The Trump administration is slated to abandon the Obama administration's guidance on how public schools accommodate their transgender students. The new order has reportedly caused a schism between Attorney General Jeff Sessions and Secretary of Education Betsy DeVos.

On Feb. 22, a draft document of the Trump's administration's new guidance on transgender student rights was obtained by reporters.

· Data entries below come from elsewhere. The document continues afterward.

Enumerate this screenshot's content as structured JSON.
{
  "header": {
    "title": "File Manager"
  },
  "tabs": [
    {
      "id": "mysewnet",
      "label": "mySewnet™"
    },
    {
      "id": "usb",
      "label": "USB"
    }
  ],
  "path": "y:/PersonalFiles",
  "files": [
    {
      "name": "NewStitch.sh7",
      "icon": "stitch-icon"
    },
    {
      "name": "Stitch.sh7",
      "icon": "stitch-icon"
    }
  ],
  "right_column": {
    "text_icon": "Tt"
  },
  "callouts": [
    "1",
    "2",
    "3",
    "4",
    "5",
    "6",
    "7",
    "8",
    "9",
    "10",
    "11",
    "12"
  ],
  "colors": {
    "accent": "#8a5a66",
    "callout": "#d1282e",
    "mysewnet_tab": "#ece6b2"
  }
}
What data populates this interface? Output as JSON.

The new order rescinds the Obama administration's directive that public schools cannot force transgender students to use public restrooms that do not correspond with their gender identity.

The Obama administration issued the guidance in May 2016, mandating that public schools accommodate their transgender students or lose federal funding under Title IX. The new guidance, issued jointly by the Trump Justice and Education departments, will leave the issue of transgender rights to the discretion of public schools.

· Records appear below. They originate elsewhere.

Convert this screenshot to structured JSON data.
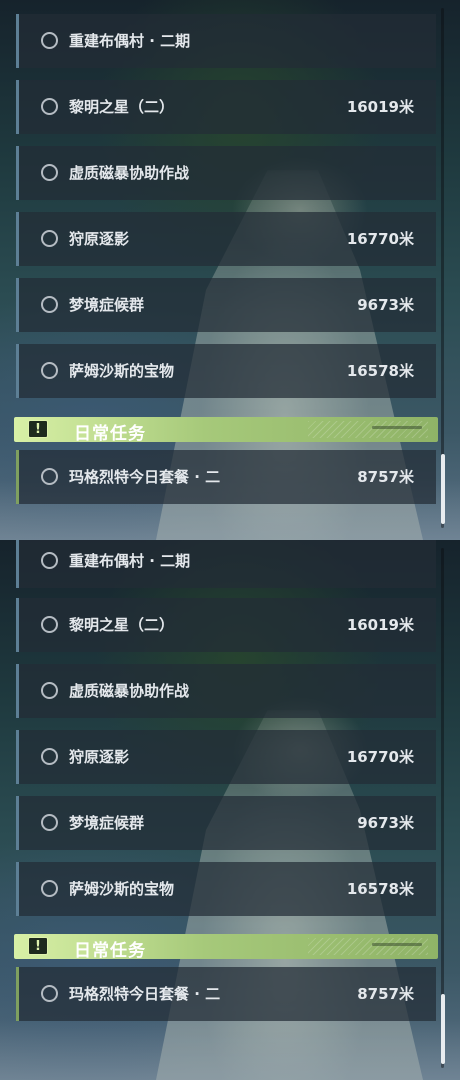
{
  "panels": [
    {
      "quests": [
        {
          "name": "重建布偶村 · 二期",
          "distance": ""
        },
        {
          "name": "黎明之星（二）",
          "distance": "16019米"
        },
        {
          "name": "虚质磁暴协助作战",
          "distance": ""
        },
        {
          "name": "狩原逐影",
          "distance": "16770米"
        },
        {
          "name": "梦境症候群",
          "distance": "9673米"
        },
        {
          "name": "萨姆沙斯的宝物",
          "distance": "16578米"
        }
      ],
      "category": {
        "icon": "!",
        "title": "日常任务"
      },
      "daily_quests": [
        {
          "name": "玛格烈特今日套餐 · 二",
          "distance": "8757米"
        }
      ]
    },
    {
      "quests": [
        {
          "name": "重建布偶村 · 二期",
          "distance": ""
        },
        {
          "name": "黎明之星（二）",
          "distance": "16019米"
        },
        {
          "name": "虚质磁暴协助作战",
          "distance": ""
        },
        {
          "name": "狩原逐影",
          "distance": "16770米"
        },
        {
          "name": "梦境症候群",
          "distance": "9673米"
        },
        {
          "name": "萨姆沙斯的宝物",
          "distance": "16578米"
        }
      ],
      "category": {
        "icon": "!",
        "title": "日常任务"
      },
      "daily_quests": [
        {
          "name": "玛格烈特今日套餐 · 二",
          "distance": "8757米"
        }
      ]
    }
  ],
  "colors": {
    "quest_bar_accent": "#5d7f95",
    "daily_bar_accent": "#7fa060",
    "category_green": "#a6c97a"
  },
  "icons": {
    "quest_marker": "radio-circle-icon",
    "category_marker": "exclamation-icon"
  }
}
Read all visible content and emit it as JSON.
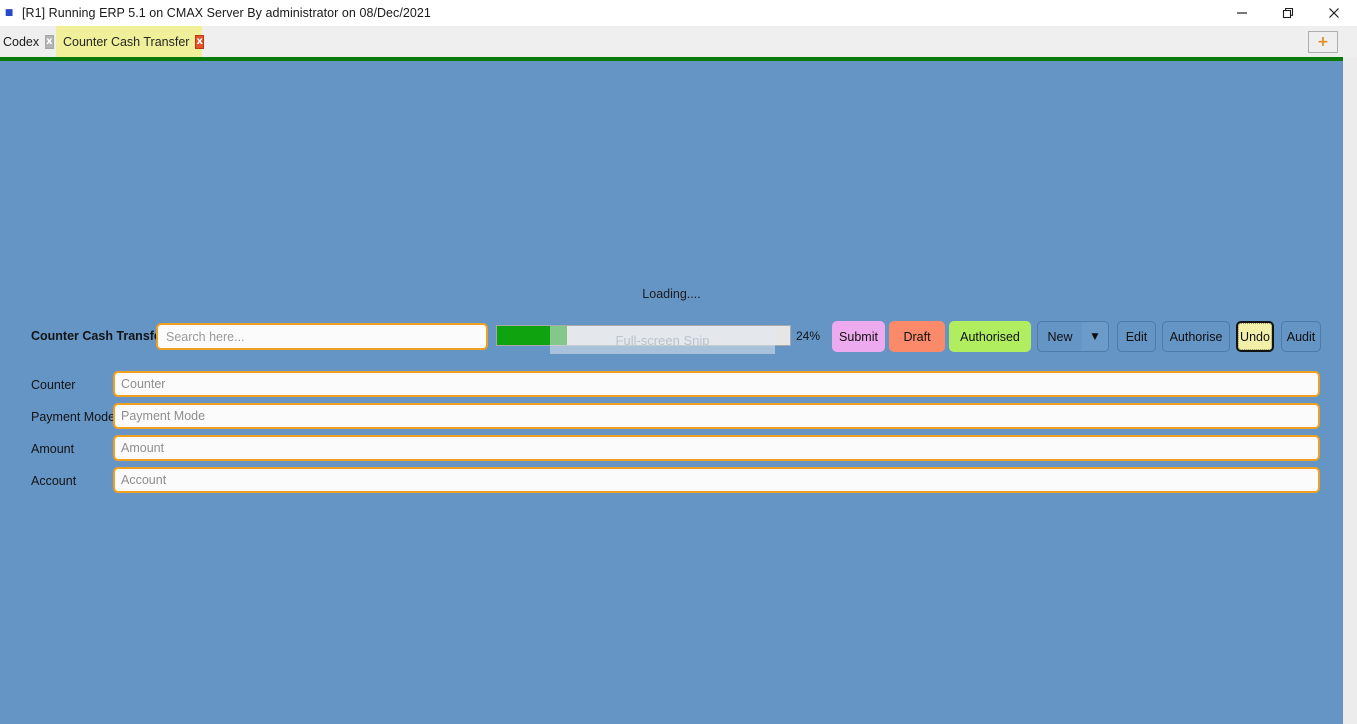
{
  "window": {
    "app_icon": "app-icon",
    "title": "[R1] Running ERP 5.1 on CMAX Server By administrator on 08/Dec/2021",
    "minimize_label": "minimize-icon",
    "maximize_label": "restore-icon",
    "close_label": "close-icon"
  },
  "tabs": {
    "items": [
      {
        "label": "Codex",
        "active": false,
        "close": "x"
      },
      {
        "label": "Counter Cash Transfer",
        "active": true,
        "close": "x"
      }
    ],
    "add_label": "+"
  },
  "content": {
    "loading_text": "Loading...."
  },
  "toolbar": {
    "module_label": "Counter Cash Transfer",
    "search_placeholder": "Search here...",
    "search_value": "",
    "progress_percent_label": "24%",
    "progress_percent": 24,
    "snip_overlay_text": "Full-screen Snip",
    "buttons": {
      "submit": "Submit",
      "draft": "Draft",
      "authorised": "Authorised",
      "new": "New",
      "new_arrow": "▼",
      "edit": "Edit",
      "authorise": "Authorise",
      "undo": "Undo",
      "audit": "Audit"
    }
  },
  "form": {
    "fields": [
      {
        "label": "Counter",
        "placeholder": "Counter",
        "value": ""
      },
      {
        "label": "Payment Mode",
        "placeholder": "Payment Mode",
        "value": ""
      },
      {
        "label": "Amount",
        "placeholder": "Amount",
        "value": ""
      },
      {
        "label": "Account",
        "placeholder": "Account",
        "value": ""
      }
    ]
  },
  "colors": {
    "content_bg": "#6595c5",
    "accent_border": "#f0a020",
    "green_bar": "#0a7a0a",
    "progress_fill": "#10a310",
    "tab_active_bg": "#eff099",
    "submit_bg": "#eeaaee",
    "draft_bg": "#fa8a6a",
    "authorised_bg": "#b0ee60",
    "undo_bg": "#f2f0a8"
  }
}
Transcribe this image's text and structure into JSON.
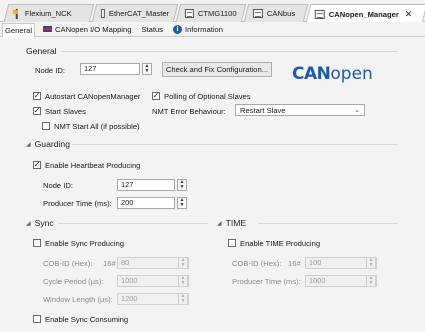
{
  "tabs": [
    {
      "label": "Flexium_NCK"
    },
    {
      "label": "EtherCAT_Master"
    },
    {
      "label": "CTMG1100"
    },
    {
      "label": "CANbus"
    },
    {
      "label": "CANopen_Manager"
    }
  ],
  "subtabs": [
    {
      "label": "General"
    },
    {
      "label": "CANopen I/O Mapping"
    },
    {
      "label": "Status"
    },
    {
      "label": "Information"
    }
  ],
  "general": {
    "title": "General",
    "node_id_label": "Node ID:",
    "node_id_value": "127",
    "check_button": "Check and Fix Configuration...",
    "logo_bold": "CAN",
    "logo_light": "open",
    "autostart_label": "Autostart CANopenManager",
    "autostart_checked": true,
    "polling_label": "Polling of Optional Slaves",
    "polling_checked": true,
    "start_slaves_label": "Start Slaves",
    "start_slaves_checked": true,
    "nmt_error_label": "NMT Error Behaviour:",
    "nmt_error_value": "Restart Slave",
    "nmt_start_all_label": "NMT Start All (if possible)",
    "nmt_start_all_checked": false
  },
  "guarding": {
    "title": "Guarding",
    "heartbeat_label": "Enable Heartbeat Producing",
    "heartbeat_checked": true,
    "node_id_label": "Node ID:",
    "node_id_value": "127",
    "producer_time_label": "Producer Time (ms):",
    "producer_time_value": "200"
  },
  "sync": {
    "title": "Sync",
    "enable_label": "Enable Sync Producing",
    "enable_checked": false,
    "cobid_label": "COB-ID (Hex):",
    "cobid_prefix": "16#",
    "cobid_value": "80",
    "cycle_label": "Cycle Period (µs):",
    "cycle_value": "1000",
    "window_label": "Window Length (µs):",
    "window_value": "1200",
    "consume_label": "Enable Sync Consuming",
    "consume_checked": false
  },
  "time": {
    "title": "TIME",
    "enable_label": "Enable TIME Producing",
    "enable_checked": false,
    "cobid_label": "COB-ID (Hex):",
    "cobid_prefix": "16#",
    "cobid_value": "100",
    "producer_label": "Producer Time (ms):",
    "producer_value": "1000"
  },
  "colors": {
    "accent": "#1f5aa8",
    "background": "#f3f3f3"
  }
}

The Obama administration's guidance could be revoked as soon as Feb. 22.

"We are hearing that it will be rescinded today," Mara Keisling, executive director of the National Center for Transgender Equality, told Reuters.

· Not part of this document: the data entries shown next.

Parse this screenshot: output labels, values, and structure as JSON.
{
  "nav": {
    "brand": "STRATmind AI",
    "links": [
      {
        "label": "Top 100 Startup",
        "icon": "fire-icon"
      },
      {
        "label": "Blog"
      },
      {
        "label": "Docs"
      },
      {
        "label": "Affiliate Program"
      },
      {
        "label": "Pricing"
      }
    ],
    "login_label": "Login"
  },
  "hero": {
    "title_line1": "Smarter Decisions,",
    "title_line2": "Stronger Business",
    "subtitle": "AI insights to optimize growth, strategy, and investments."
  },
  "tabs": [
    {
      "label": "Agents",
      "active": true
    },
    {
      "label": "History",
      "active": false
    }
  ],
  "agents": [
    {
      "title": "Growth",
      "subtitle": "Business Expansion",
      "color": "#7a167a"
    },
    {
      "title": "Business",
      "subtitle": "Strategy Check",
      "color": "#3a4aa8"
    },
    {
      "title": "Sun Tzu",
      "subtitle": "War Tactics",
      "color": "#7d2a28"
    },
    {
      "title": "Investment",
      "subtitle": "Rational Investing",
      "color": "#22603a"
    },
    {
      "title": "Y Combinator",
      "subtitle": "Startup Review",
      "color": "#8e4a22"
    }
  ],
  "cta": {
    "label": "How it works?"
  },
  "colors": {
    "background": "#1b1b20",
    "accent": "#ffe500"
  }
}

The draft of the new order asserts that the original guidance had met legal pushback from several states and had sown confusion in public schools.

"School administrators, parents and students have expressed varying views on the legal issues arising in this setting," the letter states. "They have also struggled to understand and apply the statements of policy and guidance."

Three sources familiar with the new order told The New York Times that DeVos and Sessions had disagreed over rescinding the Obama guidance. Sessions wanted the guidance revoked while DeVos was allegedly uncomfortable with the new directive, citing the high suicide rate among transgender students.

Both Cabinet officials had to consent to the new directive. President Donald Trump purportedly sided with Sessions and urged DeVos to sign off on the order. DeVos relented, but asked that the new order include a provision that public schools must protect their students from bullying.

Trump's decision to rescind the Obama guidance marks a shift from his stance on transgender bathroom rights during the Republican primary. In April 2016, Trump had criticized a North Carolina bathroom law that had prohibited transgender people from using bathrooms that did not correspond with the gender on their birth certificate.

"People go, they use the bathroom they feel is appropriate, there has been so little trouble," Trump told Today.

Title IX prohibits sex discrimination in education; whether it also applies to gender has been argued in the courts. It could receive its answer in a Supreme Court case slated for March. The case involves transgender student Gavin Grimm, who sued the Gloucester County School Board for diverting him from the boys' bathroom to using a janitor's closet converted into a bathroom.